After being placed in foster care, the 11-year-old allegedly told a caretaker that her mother had killed her two younger brothers in their Colorado apartment and had directed her to cover for her.
According to an account provided in court by a London prosecutor and reported by the Associated Press, the 11-year-old, identified by her initials M.W., eventually told authorities that her mother, Kimberlee Singler, had instructed her children to drink powder-laced milk and close their eyes as she led them to a bedroom.
“The defendant told her that God was telling her to do it and that the children’s father would take them away,” prosecutor Joel Smith told the Associated Press during a three-day extradition hearing last week.
Singler, 36, is charged with first-degree murder in the deaths of her 7-year-old son and 9-year-old daughter, as well as the alleged attempted murder of M.W., according to the Colorado Springs Police Department. She fled to the United Kingdom and was apprehended in a London hotel on December 30.
Singler was also charged with many charges of child abuse and first-degree assault, according to a December press statement.
She is also charged with extra counts of murder and attempted murder under Colorado law, which mandates penalties for such actions against children under the age of 12.
On December 19, just after midnight, a 911 caller reported a burglary in the unit. Singler and her 11-year-old daughter were both taken to the hospital with injuries, while the two smaller children were found dead in the house, according to authorities.
According to officials, the Colorado Springs Officials Department’s Homicide Unit decided that the first claim of a burglary was unsubstantiated during the investigation.
According to the Associated Press, Smith stated at a Westminster Magistrates’ Court hearing last week that officers discovered 7-year-old Aden Wentz and 9-year-old Elianna “Ellie” Wentz together in bed, both fatally shot and stabbed.
According to Smith, the 11-year-old was stabbed numerous times while she pleaded with her mother to spare her, and police initially identified Singler, who had superficial knife wounds, as a victim in the alleged burglary, reported the AP.
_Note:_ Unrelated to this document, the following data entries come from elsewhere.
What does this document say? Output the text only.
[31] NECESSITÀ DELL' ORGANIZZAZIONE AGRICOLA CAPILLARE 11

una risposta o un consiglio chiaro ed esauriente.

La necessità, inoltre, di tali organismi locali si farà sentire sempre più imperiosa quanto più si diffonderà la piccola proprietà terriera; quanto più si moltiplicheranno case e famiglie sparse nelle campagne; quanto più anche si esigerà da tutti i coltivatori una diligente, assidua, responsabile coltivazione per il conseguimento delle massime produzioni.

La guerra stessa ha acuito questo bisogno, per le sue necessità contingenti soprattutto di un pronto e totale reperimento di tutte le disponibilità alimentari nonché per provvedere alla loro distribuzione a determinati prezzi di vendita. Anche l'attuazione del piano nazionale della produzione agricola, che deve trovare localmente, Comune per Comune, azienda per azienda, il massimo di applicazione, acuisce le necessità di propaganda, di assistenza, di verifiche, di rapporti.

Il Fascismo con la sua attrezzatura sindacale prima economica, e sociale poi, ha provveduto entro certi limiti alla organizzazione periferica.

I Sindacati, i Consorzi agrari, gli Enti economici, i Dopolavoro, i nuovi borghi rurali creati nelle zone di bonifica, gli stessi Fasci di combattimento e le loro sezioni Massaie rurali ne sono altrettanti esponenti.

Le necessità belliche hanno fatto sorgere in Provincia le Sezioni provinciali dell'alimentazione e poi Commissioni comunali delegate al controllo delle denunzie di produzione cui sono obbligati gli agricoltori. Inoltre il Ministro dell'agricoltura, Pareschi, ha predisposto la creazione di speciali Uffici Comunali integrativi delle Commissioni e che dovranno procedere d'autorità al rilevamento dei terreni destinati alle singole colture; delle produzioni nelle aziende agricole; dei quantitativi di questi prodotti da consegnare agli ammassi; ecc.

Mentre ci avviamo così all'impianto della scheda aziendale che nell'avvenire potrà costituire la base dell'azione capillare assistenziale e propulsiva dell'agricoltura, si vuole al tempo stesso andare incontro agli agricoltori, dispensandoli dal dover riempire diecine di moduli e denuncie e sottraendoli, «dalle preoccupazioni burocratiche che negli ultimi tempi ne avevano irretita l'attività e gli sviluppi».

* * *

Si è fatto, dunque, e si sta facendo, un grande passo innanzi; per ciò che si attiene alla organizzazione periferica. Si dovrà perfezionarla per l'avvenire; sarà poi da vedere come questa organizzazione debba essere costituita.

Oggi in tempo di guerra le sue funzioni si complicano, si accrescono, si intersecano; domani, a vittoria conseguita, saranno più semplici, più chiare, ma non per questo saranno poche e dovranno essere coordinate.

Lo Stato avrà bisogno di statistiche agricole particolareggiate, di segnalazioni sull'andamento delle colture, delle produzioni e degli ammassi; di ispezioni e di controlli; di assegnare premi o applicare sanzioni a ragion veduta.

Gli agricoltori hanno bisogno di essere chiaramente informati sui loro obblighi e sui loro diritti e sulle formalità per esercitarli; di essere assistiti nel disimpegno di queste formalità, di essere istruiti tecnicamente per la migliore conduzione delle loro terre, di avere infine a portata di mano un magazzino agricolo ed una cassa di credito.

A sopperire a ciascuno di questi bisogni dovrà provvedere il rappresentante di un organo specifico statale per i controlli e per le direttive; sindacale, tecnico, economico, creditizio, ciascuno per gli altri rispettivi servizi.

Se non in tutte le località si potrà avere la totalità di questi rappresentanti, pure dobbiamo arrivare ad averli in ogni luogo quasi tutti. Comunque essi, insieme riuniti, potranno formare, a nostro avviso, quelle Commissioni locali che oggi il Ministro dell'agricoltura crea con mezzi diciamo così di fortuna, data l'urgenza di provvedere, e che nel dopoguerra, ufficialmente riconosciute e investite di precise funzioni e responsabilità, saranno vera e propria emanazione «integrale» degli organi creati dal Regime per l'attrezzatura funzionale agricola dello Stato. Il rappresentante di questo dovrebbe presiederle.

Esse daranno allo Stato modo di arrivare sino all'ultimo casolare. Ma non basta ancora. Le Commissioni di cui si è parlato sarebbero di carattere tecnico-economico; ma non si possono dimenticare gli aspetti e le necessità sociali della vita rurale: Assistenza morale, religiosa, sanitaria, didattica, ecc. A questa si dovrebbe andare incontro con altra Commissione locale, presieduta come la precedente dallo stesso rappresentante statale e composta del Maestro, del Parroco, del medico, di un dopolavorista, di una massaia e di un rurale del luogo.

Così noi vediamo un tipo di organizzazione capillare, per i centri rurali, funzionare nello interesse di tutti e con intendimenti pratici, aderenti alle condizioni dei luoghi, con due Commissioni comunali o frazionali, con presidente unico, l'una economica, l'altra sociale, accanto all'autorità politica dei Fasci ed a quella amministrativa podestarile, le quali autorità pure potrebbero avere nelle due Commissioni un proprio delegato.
Smith told the London court that Singler attempted to shift blame to her ex-husband, Kevin Wentz, with whom she was at the time in a custody struggle, claiming that she suspected him of “killing them, or organizing to have them killed.” She said that a ‘dark figure’ had entered her apartment and caused her to faint. (A judge had given Wentz extra time with his children, and Smith said she had ignored an order to turn them over beginning December 16.)
However, Wentz’s alibi was validated by his truck’s GPS tracking device, and the blood on the weapons allegedly belonged to Singler and her children, according to authorities.
According to the AP, the 11-year-old initially reported to authorities that a man broke into their home through the patio and attacked the family. She then told a babysitter that her mother had instructed her to lie to the police.
Singler’s defense attorney, Edward Fitzgerald, who previously defended Wikileaks founder Julian Assange in his lengthy extradition procedures, said in court, according to the AP, that Singler had not harmed her children and believed authorities coerced the claim from her daughter.
Fitzgerald stated on Friday, September 6, that she should not be extradited to Colorado because she faces life in prison without parole, a violation of European human rights legislation.
Fitzgerald also suggested that Colorado Governor Jared Polis would be unlikely to commute her sentence, calling it “political suicide,” according to the Associated Press.
According to the Associated Press, Smith then stepped up in court and claimed that in 2018, former Colorado Gov. John Hickenlooper commuted the first-degree murder sentences of six individuals.
The hearing was then continued until December 2.